In a sentence, it is because the right to own guns under the Second Amendment has become a highly political issue. After shootings at Columbine, Sandy Hook, and Tuscon, pro-gun control politicians made calls for tighter restrictions on civilian gun purchases. In reaction, hoards of people bought guns because they feared these possible legislative restrictions.
The New York Times reported that after Obama announced his visit to Roseburg, Oregon, to meet with the families of the victims of this latest tragedy at Umpqua Community College, some local residents were less than thrilled. Some accused the president of capitalizing on their grief to push his own gun-control agenda. As David Jaques, publisher of a conservative newspaper in Roseburg, told Bill O'Reilly, "Our Douglas County commissioners, along with our Douglas County-elected sheriff, who is very popular, and our chief of police all came to a consensus language about him not being welcome here for political grandstanding."

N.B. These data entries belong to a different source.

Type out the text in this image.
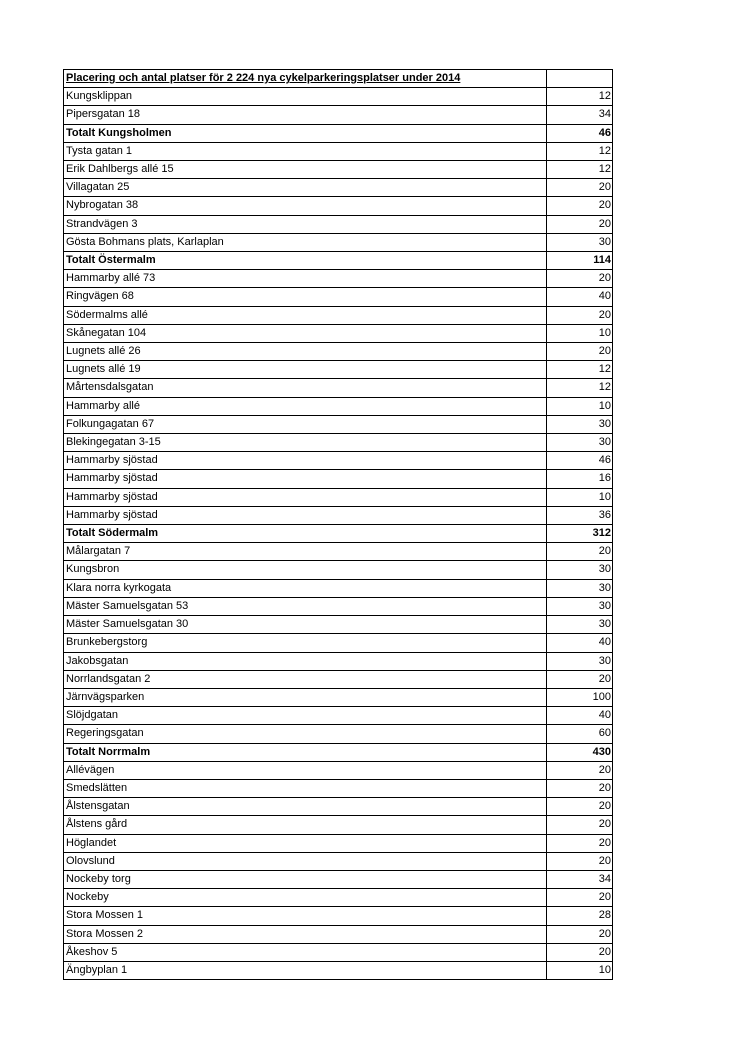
Placering och antal platser för 2 224 nya cykelparkeringsplatser under 2014	
Kungsklippan	12
Pipersgatan 18	34
Totalt Kungsholmen	46
Tysta gatan 1	12
Erik Dahlbergs allé 15	12
Villagatan 25	20
Nybrogatan 38	20
Strandvägen 3	20
Gösta Bohmans plats, Karlaplan	30
Totalt Östermalm	114
Hammarby allé 73	20
Ringvägen 68	40
Södermalms allé	20
Skånegatan 104	10
Lugnets allé 26	20
Lugnets allé 19	12
Mårtensdalsgatan	12
Hammarby allé	10
Folkungagatan 67	30
Blekingegatan 3-15	30
Hammarby sjöstad	46
Hammarby sjöstad	16
Hammarby sjöstad	10
Hammarby sjöstad	36
Totalt Södermalm	312
Målargatan 7	20
Kungsbron	30
Klara norra kyrkogata	30
Mäster Samuelsgatan 53	30
Mäster Samuelsgatan 30	30
Brunkebergstorg	40
Jakobsgatan	30
Norrlandsgatan 2	20
Järnvägsparken	100
Slöjdgatan	40
Regeringsgatan	60
Totalt Norrmalm	430
Allévägen	20
Smedslätten	20
Ålstensgatan	20
Ålstens gård	20
Höglandet	20
Olovslund	20
Nockeby torg	34
Nockeby	20
Stora Mossen 1	28
Stora Mossen 2	20
Åkeshov 5	20
Ängbyplan 1	10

This is consistent with the way mass shootings have been politicized in this country. Despite evidence that legal gun purchases caused more mass shootings than illegal ones, the gun lobby prevents any real progress, such as restricting the sale of highly dangerous automatic weapons, by sponsoring Congress members who support their interests.

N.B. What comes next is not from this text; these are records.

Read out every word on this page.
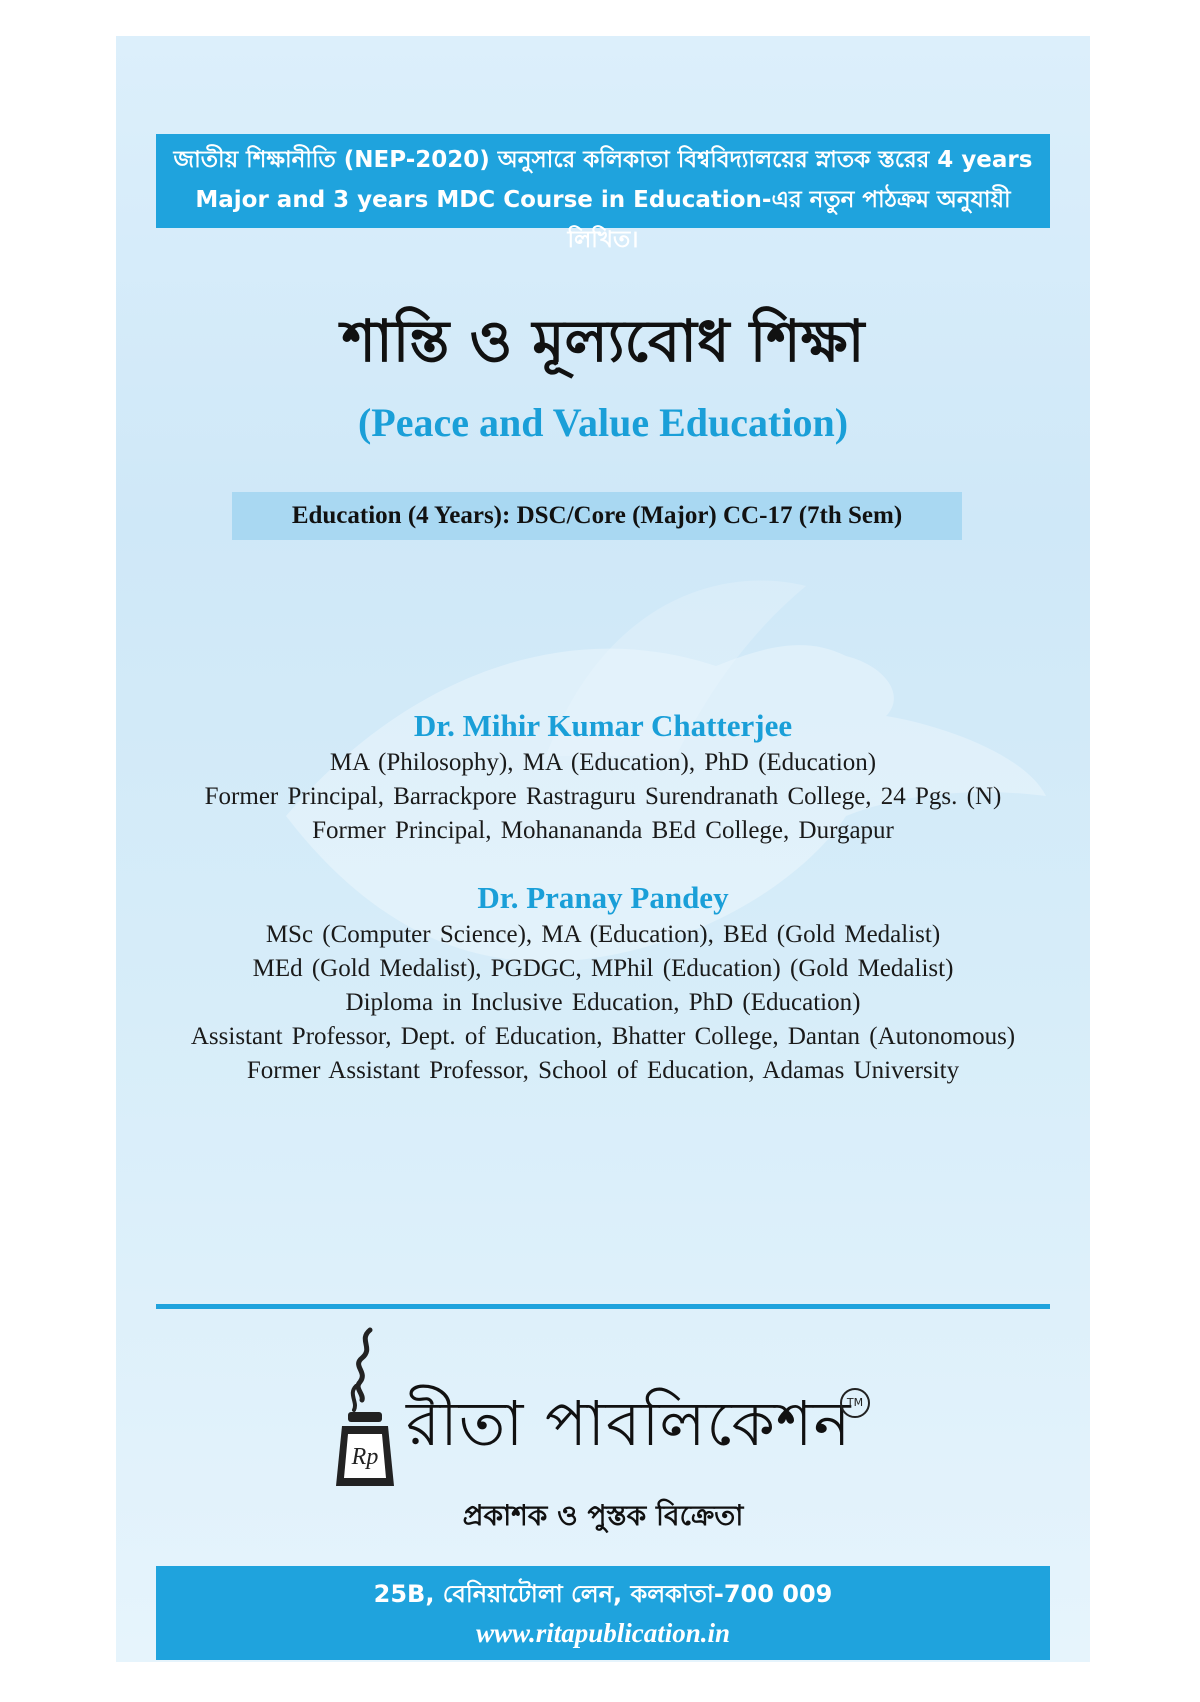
জাতীয় শিক্ষানীতি (NEP-2020) অনুসারে কলিকাতা বিশ্ববিদ্যালয়ের স্নাতক স্তরের 4 years
Major and 3 years MDC Course in Education-এর নতুন পাঠক্রম অনুযায়ী লিখিত।
শান্তি ও মূল্যবোধ শিক্ষা
(Peace and Value Education)
Education (4 Years): DSC/Core (Major) CC-17 (7th Sem)
Dr. Mihir Kumar Chatterjee
MA (Philosophy), MA (Education), PhD (Education)
Former Principal, Barrackpore Rastraguru Surendranath College, 24 Pgs. (N)
Former Principal, Mohanananda BEd College, Durgapur
Dr. Pranay Pandey
MSc (Computer Science), MA (Education), BEd (Gold Medalist)
MEd (Gold Medalist), PGDGC, MPhil (Education) (Gold Medalist)
Diploma in Inclusive Education, PhD (Education)
Assistant Professor, Dept. of Education, Bhatter College, Dantan (Autonomous)
Former Assistant Professor, School of Education, Adamas University
Rp রীতা পাবলিকেশন
TM
প্রকাশক ও পুস্তক বিক্রেতা
25B, বেনিয়াটোলা লেন, কলকাতা-700 009
www.ritapublication.in
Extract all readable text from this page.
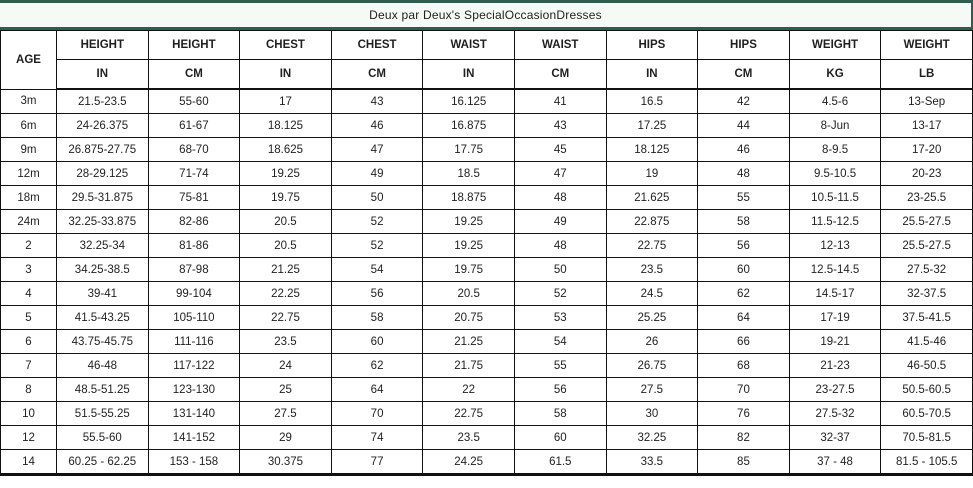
Deux par Deux's SpecialOccasionDresses
AGE	HEIGHT	HEIGHT	CHEST	CHEST	WAIST	WAIST	HIPS	HIPS	WEIGHT	WEIGHT
	IN	CM	IN	CM	IN	CM	IN	CM	KG	LB
3m	21.5-23.5	55-60	17	43	16.125	41	16.5	42	4.5-6	13-Sep
6m	24-26.375	61-67	18.125	46	16.875	43	17.25	44	8-Jun	13-17
9m	26.875-27.75	68-70	18.625	47	17.75	45	18.125	46	8-9.5	17-20
12m	28-29.125	71-74	19.25	49	18.5	47	19	48	9.5-10.5	20-23
18m	29.5-31.875	75-81	19.75	50	18.875	48	21.625	55	10.5-11.5	23-25.5
24m	32.25-33.875	82-86	20.5	52	19.25	49	22.875	58	11.5-12.5	25.5-27.5
2	32.25-34	81-86	20.5	52	19.25	48	22.75	56	12-13	25.5-27.5
3	34.25-38.5	87-98	21.25	54	19.75	50	23.5	60	12.5-14.5	27.5-32
4	39-41	99-104	22.25	56	20.5	52	24.5	62	14.5-17	32-37.5
5	41.5-43.25	105-110	22.75	58	20.75	53	25.25	64	17-19	37.5-41.5
6	43.75-45.75	111-116	23.5	60	21.25	54	26	66	19-21	41.5-46
7	46-48	117-122	24	62	21.75	55	26.75	68	21-23	46-50.5
8	48.5-51.25	123-130	25	64	22	56	27.5	70	23-27.5	50.5-60.5
10	51.5-55.25	131-140	27.5	70	22.75	58	30	76	27.5-32	60.5-70.5
12	55.5-60	141-152	29	74	23.5	60	32.25	82	32-37	70.5-81.5
14	60.25 - 62.25	153 - 158	30.375	77	24.25	61.5	33.5	85	37 - 48	81.5 - 105.5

Gun owners have lived in fear of Obama "taking away their guns" for years, and so far they have not lost them. Gun sales rose when President Obama was first elected in 2008, especially when the NRA warned gun lovers that his election would result in a sweeping ban on guns. During the 2008 election, the organization circulated fliers that misleadingly alerted readers to "Barack Obama's 10-Point Plan to 'Change' the Second Amendment." Repeatedly, the president has clarified his fairly moderate position on gun ownership. He wants to restrict access to assault weapons, which he has said exist only "to kill people."
Given the NRA's infamously powerful lobby in Washington, D.C., it is likely that the debate over guns will continue to be a major political issue as the 2016 election season approaches. Hillary Clinton has vowed to tighten civilian access to guns through executive order if necessary. In Florida on Friday, Clinton asked "What is wrong with us that we can't stand up to the NRA and the gun lobby and the gun manufacturers?" Directly after her statement, guns shares rose slightly over the weekend, as CBS News shows. When anti-gun politicians publicly decry the existing accessibility of guns, sales rise. It seems almost a lose-lose situation: Politicians can't talk about passing gun control laws without accidentally encouraging people to buy guns.
Will we ever be released from this vicious cycle? Time will tell. But a largely pro-gun Congress does not seem to be interested in restricting access to guns to save lives. Despite the fears of gun lovers, the Second Amendment will not be reversed any time soon. And every time it is challenged, people flock to buy guns. It just might take a drastic action like Clinton's proposed executive order to prevent another tragedy like last week's in Oregon.